Among those that struggled to come to terms with the dark legacy of all that 1968 stood for is Germany's environmentalist Green party.
In their early days four decades ago, they even considered advocating the abolition of Paragraph 176 of the German Criminal Code, which criminalized sexual activity with children below the age of 14.
Five years later, the Greens in the western state of North Rhine-Westphalia even agreed to push for the legalization of sex between adults and children as long as it was "consensual."
Abuse was also systematic at one of West Germany's most "progressive" schools: the Odenwald boarding school in the southwestern state of Hesse. As many as 900 pupils were victims of sexual abuse in the three decades from 1966 to 1989.
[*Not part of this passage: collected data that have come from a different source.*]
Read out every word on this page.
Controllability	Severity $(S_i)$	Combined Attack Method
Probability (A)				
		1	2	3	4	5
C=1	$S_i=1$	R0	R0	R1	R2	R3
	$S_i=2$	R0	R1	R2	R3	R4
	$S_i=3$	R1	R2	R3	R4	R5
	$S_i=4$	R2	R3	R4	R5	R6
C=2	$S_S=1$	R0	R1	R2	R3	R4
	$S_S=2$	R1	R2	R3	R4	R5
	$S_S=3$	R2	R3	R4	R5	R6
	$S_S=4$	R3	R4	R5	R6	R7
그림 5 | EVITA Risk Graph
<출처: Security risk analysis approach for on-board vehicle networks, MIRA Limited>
There is a link between the Odenwaldschule and the Kentler project: In both cases, it was Berlin's youth welfare offices that had sent what were seen as "difficult boys" to a place where they would suffer systematic abuse.
Exposed and abandoned
The current report from the University of Hildesheim has not been able to find out precisely how many youngsters were exposed to pedophile foster fathers in Berlin and West Germany. Instead, it has focussed on Foster Home H.
In an official report from 1988, Kentler gave a detailed account of how his "experiment" worked. Beginning in 1969, homeless boys were turned over to pedosexual "caretakers" for — as the perfidious system would have it — their mutual benefit. Kentler proudly commented on how he "succeeded in winning the backing of responsible local authority employees."
Read more:'If I'm attracted to children, I must be a monster'
But the vulnerable boys were not just turned over to "pedophile caretakers." The Hildesheim report is clear: "Evidence so far gathered shows that the care homes were, in fact, men living alone, often powerful and influential men (…) from academic life, research organizations and other educational contexts."
The report points to what is described as a "network" that included everything from academic facilities to state welfare offices. Under Helmut Kentler's influence, pedophile tendencies were tolerated and defended. He, too, will never be brought to justice. Kentler died in 2008.
Sandra Scheeres is the current Berlin senator responsible for the Kentler case. She has been outspoken in expressing her sympathy for the victims and condemnation of crimes she calls, "simply unimaginable." Although the statute of limitations for these crimes has expired, Scheeres has promised financial compensation for the suffering.
For Marco and Sven, it is all too little, too late. After all they say, one man suspected of having been involved in the system of abuse – the former head of a youth welfare office, is still alive. So far, though, there has been no investigation. As Marco puts it: "They didn't want anybody to be named. And they have achieved their goal. They've defended the system."